Richard Worth richard at theworths.org
Thu Apr 29 09:47:03 PDT 2004


Nicu Buculei wrote:

> fenix, you forgot to send the mail to the list
>
> fenix at theopencd.net wrote:
>
>> Quoting Nicu Buculei <nicu at apsro.com>:
>>
>>> we really need RDF metadata in PNG files? i'm under impression that 
>>> we will use PNG only for preview - as thumbnails, and because of the 
>>> small resolution those images will not be usable beside this scope
>>
>>
>> My impression is 180 degrees anti.
>>
>> We will use PNG's because that's the format most software knows. 
>> SVG's is extremely rare. Not supported by OpenOffice.
>
>
> my impression is that we agreed to not take bitmap files unless they 
> are textures inside a vector
>
I think it's important in such a discussion to make a distinction 
between accepted submission formats and delivery formats.

Submission Formats
At this point (at least to my understanding) the only acceptable 
submission format is svg, with an exception made for bitmaps (jpg, png, 
others?) to cover the use of textures.

Delivery Formats
Bitmap (png, jpg) thumbnails and screenshots on the website are a 
necessity (unfortunately svg support in web browsers is not near good 
enough to have only svgs on the site). As far delivering clip art for 
use, if a user likes a particular piece of clip art in a collection (or 
an entire collection) and wants it auto/pre-converted to a bitmap that 
they can start using without having to download some software to convert 
some new (to them) file format that they've never heard of, then I think 
that's fine. This is especially important as svg support is still at a 
very early stage in a lot of software (as is mentioned above).

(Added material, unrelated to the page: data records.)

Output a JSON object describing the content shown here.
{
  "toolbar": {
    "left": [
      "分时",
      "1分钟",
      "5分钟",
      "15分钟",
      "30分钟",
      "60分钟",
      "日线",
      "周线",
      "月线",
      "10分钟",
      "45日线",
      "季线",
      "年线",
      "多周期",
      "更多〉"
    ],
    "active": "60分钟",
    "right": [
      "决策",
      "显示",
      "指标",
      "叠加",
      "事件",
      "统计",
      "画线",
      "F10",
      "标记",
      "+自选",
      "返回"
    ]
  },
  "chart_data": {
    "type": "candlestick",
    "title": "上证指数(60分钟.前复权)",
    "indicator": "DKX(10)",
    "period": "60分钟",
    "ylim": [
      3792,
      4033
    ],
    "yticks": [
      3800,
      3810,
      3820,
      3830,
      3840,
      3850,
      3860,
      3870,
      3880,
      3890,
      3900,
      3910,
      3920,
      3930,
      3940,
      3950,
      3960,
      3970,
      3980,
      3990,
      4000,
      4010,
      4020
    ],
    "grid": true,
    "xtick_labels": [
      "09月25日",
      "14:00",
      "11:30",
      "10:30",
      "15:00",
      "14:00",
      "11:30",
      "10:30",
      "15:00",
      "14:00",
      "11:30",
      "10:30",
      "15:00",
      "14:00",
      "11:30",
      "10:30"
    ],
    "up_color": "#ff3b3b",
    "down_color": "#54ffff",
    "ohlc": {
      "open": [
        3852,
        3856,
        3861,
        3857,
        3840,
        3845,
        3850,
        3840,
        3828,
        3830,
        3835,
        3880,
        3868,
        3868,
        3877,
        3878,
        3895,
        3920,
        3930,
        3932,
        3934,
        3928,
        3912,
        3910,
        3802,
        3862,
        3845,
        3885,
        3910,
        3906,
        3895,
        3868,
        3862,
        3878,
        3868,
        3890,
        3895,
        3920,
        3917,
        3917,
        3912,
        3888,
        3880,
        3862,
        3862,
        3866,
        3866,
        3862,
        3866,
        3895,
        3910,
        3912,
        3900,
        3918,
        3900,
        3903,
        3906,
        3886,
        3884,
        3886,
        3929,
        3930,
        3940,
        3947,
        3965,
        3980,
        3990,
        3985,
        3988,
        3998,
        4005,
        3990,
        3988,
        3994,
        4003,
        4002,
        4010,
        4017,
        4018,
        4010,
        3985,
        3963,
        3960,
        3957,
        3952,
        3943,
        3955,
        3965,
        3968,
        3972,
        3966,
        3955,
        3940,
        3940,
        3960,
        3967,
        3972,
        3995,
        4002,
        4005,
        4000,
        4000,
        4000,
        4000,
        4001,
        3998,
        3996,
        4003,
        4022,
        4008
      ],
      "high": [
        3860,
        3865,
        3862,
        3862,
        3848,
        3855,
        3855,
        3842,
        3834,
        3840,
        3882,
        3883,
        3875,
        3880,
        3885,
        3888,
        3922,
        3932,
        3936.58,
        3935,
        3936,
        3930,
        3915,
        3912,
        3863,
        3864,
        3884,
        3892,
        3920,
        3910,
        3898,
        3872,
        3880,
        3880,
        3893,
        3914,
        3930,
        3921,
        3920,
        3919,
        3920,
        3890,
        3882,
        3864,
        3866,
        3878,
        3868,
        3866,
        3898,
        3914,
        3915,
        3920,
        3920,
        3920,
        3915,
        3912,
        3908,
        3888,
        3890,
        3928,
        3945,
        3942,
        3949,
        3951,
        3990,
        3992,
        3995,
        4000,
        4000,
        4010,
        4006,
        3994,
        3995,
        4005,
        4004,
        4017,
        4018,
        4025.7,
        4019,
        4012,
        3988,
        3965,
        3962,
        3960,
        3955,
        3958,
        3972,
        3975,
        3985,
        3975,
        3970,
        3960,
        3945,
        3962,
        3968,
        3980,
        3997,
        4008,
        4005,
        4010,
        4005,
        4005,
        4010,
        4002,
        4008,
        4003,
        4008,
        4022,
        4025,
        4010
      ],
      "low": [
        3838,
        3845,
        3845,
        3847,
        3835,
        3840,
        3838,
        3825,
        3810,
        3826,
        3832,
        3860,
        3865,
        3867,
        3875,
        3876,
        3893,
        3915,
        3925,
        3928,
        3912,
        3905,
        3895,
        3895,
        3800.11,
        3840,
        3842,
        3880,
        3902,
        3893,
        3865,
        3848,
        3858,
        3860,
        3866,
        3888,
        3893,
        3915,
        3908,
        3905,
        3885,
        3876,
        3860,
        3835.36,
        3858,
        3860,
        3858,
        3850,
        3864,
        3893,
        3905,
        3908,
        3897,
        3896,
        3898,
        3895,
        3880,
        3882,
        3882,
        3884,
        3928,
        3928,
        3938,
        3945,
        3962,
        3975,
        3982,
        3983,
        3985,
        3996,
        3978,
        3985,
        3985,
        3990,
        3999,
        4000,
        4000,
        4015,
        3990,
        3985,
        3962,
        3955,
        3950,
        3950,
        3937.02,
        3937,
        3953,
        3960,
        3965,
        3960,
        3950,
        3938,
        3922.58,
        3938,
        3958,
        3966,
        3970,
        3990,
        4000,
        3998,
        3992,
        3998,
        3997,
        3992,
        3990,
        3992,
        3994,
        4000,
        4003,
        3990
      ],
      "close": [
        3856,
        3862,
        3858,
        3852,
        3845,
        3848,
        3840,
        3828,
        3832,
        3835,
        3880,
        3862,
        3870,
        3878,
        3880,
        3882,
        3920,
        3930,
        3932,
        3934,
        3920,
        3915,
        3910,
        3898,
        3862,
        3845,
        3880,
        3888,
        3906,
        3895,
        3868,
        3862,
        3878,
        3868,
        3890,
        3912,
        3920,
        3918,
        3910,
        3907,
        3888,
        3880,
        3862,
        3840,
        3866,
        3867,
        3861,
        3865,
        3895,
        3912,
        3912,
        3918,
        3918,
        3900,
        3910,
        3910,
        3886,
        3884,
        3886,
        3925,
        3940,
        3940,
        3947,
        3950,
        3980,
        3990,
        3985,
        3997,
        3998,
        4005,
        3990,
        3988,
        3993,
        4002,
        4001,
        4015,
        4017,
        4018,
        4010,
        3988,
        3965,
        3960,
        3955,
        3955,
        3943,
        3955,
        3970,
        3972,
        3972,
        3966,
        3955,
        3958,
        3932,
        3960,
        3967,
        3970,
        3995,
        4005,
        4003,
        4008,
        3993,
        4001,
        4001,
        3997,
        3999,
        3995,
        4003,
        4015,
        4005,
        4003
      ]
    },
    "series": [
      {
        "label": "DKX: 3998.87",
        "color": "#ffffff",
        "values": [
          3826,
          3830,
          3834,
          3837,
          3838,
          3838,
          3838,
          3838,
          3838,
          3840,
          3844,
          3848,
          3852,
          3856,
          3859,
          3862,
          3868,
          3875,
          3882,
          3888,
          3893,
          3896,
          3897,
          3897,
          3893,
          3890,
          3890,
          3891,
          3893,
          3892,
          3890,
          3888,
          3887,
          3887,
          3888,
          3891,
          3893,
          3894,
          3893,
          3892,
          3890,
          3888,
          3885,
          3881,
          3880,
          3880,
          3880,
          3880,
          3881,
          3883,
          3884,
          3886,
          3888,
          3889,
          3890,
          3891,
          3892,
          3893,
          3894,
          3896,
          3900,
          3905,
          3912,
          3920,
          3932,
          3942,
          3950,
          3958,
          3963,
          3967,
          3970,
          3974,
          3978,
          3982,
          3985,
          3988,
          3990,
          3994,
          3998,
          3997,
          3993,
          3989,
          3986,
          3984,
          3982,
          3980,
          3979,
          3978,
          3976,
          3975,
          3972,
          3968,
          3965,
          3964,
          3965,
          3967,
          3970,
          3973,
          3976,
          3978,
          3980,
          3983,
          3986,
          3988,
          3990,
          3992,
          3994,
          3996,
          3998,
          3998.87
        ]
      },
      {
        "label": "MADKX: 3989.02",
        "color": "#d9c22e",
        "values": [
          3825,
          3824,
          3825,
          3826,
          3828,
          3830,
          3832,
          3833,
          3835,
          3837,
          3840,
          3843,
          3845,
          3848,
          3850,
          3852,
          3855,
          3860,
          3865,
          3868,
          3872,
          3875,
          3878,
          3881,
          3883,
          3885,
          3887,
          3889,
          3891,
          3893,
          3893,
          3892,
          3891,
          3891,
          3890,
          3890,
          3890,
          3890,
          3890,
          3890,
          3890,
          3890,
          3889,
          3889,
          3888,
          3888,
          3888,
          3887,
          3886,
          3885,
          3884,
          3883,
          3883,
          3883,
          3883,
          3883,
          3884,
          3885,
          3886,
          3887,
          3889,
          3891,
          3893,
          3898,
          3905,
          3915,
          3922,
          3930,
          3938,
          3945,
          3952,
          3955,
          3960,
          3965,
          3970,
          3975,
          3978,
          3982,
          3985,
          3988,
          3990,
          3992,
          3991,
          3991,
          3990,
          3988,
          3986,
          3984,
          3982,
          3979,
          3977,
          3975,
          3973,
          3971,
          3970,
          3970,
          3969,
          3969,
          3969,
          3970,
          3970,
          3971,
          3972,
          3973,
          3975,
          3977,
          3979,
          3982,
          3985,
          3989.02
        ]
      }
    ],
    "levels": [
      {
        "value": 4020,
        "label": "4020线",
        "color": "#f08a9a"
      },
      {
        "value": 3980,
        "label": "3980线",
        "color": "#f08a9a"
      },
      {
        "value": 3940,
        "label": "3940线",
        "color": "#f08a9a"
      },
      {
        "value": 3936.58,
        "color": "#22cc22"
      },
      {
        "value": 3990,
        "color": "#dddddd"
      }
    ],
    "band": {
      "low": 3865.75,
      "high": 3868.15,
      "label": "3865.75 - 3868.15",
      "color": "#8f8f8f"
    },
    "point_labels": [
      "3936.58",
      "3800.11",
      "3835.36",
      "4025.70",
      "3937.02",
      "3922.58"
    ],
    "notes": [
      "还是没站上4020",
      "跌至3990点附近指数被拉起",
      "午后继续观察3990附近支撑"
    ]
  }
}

Let's not throw away metadata
If we have metadata in an svg file, and then we create a png of it, why 
throw that data away? We're talking about maybe 1 or 2 kb of data here. 
It is information that describes the drawing depicted in the file, 
regardless of whether it is in vector or bitmap format. A small portion 
of the metadata will be changed to reflect the type (ex: image/svg+xml 
becomes image/png) but for the most an image is an image and the 
metadata describes that image.

Thumbnails are important too
I don't see any reason not to include metadata, even in a thumbnail. 
Imagine an RDF-aware search engine (maybe even one on our site). It 
would search through the thumbnail image and find information describing 
that image in machine-readable form. This is a huge step up from 
folder/filename only information, or having the information somewhere else.